‘Underdogs’ win $1K
by Kim Eagle, lifestyles editor
The Texas Underdogs, a local group of children and teens, recently won first place and $1,000 in the 90-Second Newbery Film Festival held in San Antonio. The group is donating their prize money to El Progreso Memorial Library.
The 90-Second Newbery Film Festival is an annual video contest in which young filmmakers create weird movies that follow the stories of Newbery-winning books.
The Texas Underdogs comprises Jimmie Alexander Luna (Uvalde High School junior), Isabella Luna (homeschooled fourth-grader), Anahi Garcia (Robb Elementary fourth-grader), A.J. Negrete (Anthon Elementary second-grader), Daniel Coronado (San Antonio first-grader), and Erasmo Vasquez (director and graphics), Grace Coronado and Cynthia Garcia (assistant directors), and Corina Luna (hair/makeup).
The group based their 90-second film on the Newbery Award-winning book, “The Graveyard Book.”
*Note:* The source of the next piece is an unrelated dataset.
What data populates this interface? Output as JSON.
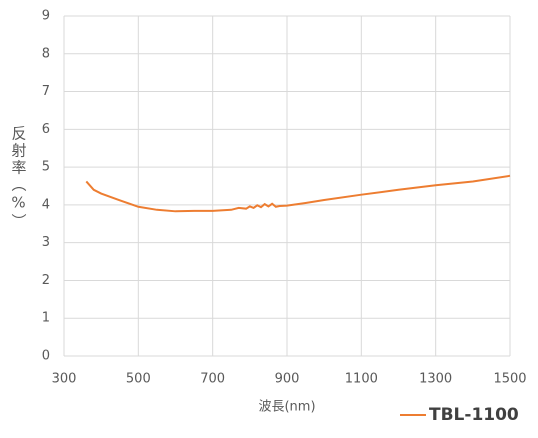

In the book, an unusual boy named Bod is the only living resident of a graveyard. He was raised from infancy by ghosts, werewolves, and other cemetery denizens. During his time in the graveyard, Bod learned the ghostly technique of fading so that no one can see him.
The book follows his life in the cemetery and beyond.
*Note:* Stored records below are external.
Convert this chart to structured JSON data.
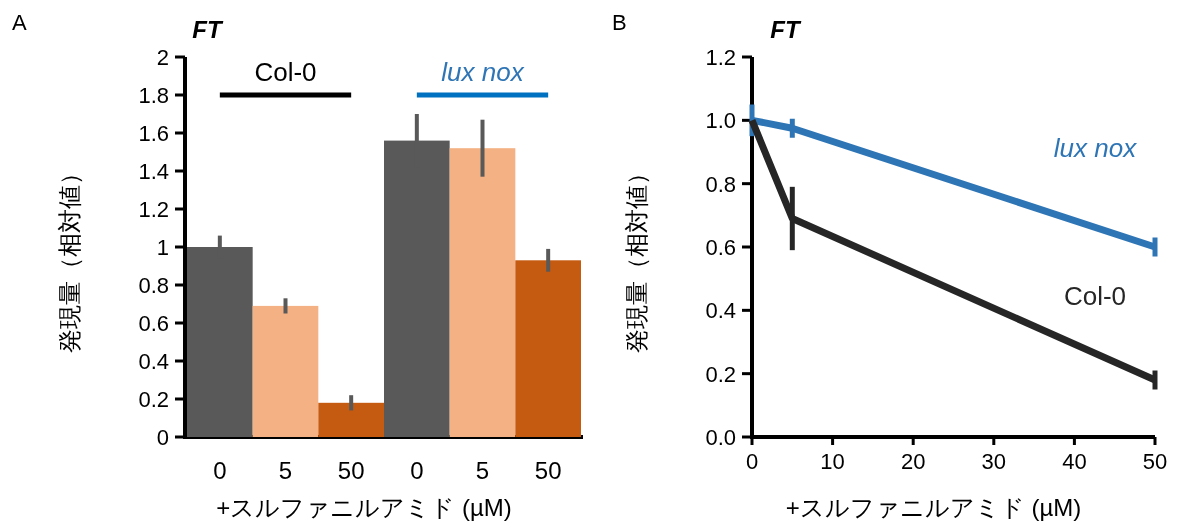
{
  "chart_data": [
    {
      "type": "bar",
      "title": "FT",
      "xlabel": "+スルファニルアミド (µM)",
      "ylabel": "発現量（相対値）",
      "annotations": [
        "A",
        "Col-0",
        "lux nox"
      ],
      "categories": [
        "0",
        "5",
        "50",
        "0",
        "5",
        "50"
      ],
      "values": [
        1.0,
        0.69,
        0.18,
        1.56,
        1.52,
        0.93
      ],
      "colors": [
        "#595959",
        "#f4b183",
        "#c55a11",
        "#595959",
        "#f4b183",
        "#c55a11"
      ],
      "errors": [
        0.06,
        0.04,
        0.04,
        0.14,
        0.15,
        0.06
      ],
      "ylim": [
        0,
        2
      ],
      "yticks": [
        0,
        0.2,
        0.4,
        0.6,
        0.8,
        1,
        1.2,
        1.4,
        1.6,
        1.8,
        2
      ],
      "grid": false
    },
    {
      "type": "line",
      "title": "FT",
      "xlabel": "+スルファニルアミド (µM)",
      "ylabel": "発現量（相対値）",
      "annotations": [
        "B"
      ],
      "x": [
        0,
        5,
        50
      ],
      "series": [
        {
          "name": "lux nox",
          "color": "#2e75b6",
          "values": [
            1.0,
            0.975,
            0.6
          ],
          "errors": [
            0.05,
            0.03,
            0.03
          ]
        },
        {
          "name": "Col-0",
          "color": "#262626",
          "values": [
            1.0,
            0.69,
            0.18
          ],
          "errors": [
            null,
            0.1,
            0.03
          ]
        }
      ],
      "xlim": [
        0,
        50
      ],
      "xticks": [
        0,
        10,
        20,
        30,
        40,
        50
      ],
      "ylim": [
        0,
        1.2
      ],
      "yticks": [
        {
          "value": 0,
          "label": "0.0"
        },
        {
          "value": 0.2,
          "label": "0.2"
        },
        {
          "value": 0.4,
          "label": "0.4"
        },
        {
          "value": 0.6,
          "label": "0.6"
        },
        {
          "value": 0.8,
          "label": "0.8"
        },
        {
          "value": 1,
          "label": "1.0"
        },
        {
          "value": 1.2,
          "label": "1.2"
        }
      ],
      "grid": false
    }
  ]
}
The group retold the story of the book with out-of-this world costumes and spooky makeup reminiscent of a horror story. Out of 21 participants from all over the area, the Uvalde team captured top honors.
“We are so excited and pleased that our own Uvalde students walked away with first place, beating 21 other entries at the film festival,” said Mendell Morgan, library director. “It was amazing to see the imagination and creativity shown by all the young people who took part, but The Texas Underdogs actually turned out to be top dogs.
“We are delighted and honored that they are donating the cash prize of $1,000 to El Progreso Memorial Library. This money will be used to buy more quality books in children’s literature, including Newbery Medal books. This should encourage others to... try their hand at expressing their own creativity.”
Different things motivated the children to succeed in filmmaking, from finding an avenue to try out their acting chops, promoting literature, or helping out the local library where they each spend time.
Alex Luna, the oldest member of the team, said it was a lot of fun making the film – especially watching the younger kids have such a good time.
“I enjoyed helping them and the library bring attention to the importance of reading,” Alex said.
Isabella Luna said the team chose to give the prize money to the library because it is a resource they cannot be without.
“We don’t have anywhere else to go here for books and WiFi, and it’s a great classroom,” Isabella said. “I love the library.”
A.J. Negrete said the library was an easy choice and hopes they will use the money to buy more books.
“We love the library and books,” A.J. said.
Anahi Garcia added to that sentiment by stressing the importance of reading, especially for young people.
“Reading and writing is an important part of learning,” Anahi said. “Books can take you to a different place with your imagination. Reading is fun and exciting.”
Daniel Coronado, who loves acting, said his favorite part of the film was when he fell out of a tree.
“I love acting; I want to be an actor,” he said.
To show its appreciation for the young filmmakers, the library is hosting a special reception and film screening on Feb. 5 at 7 p.m.
Community members are invited to the library to show their support for these selfless artists.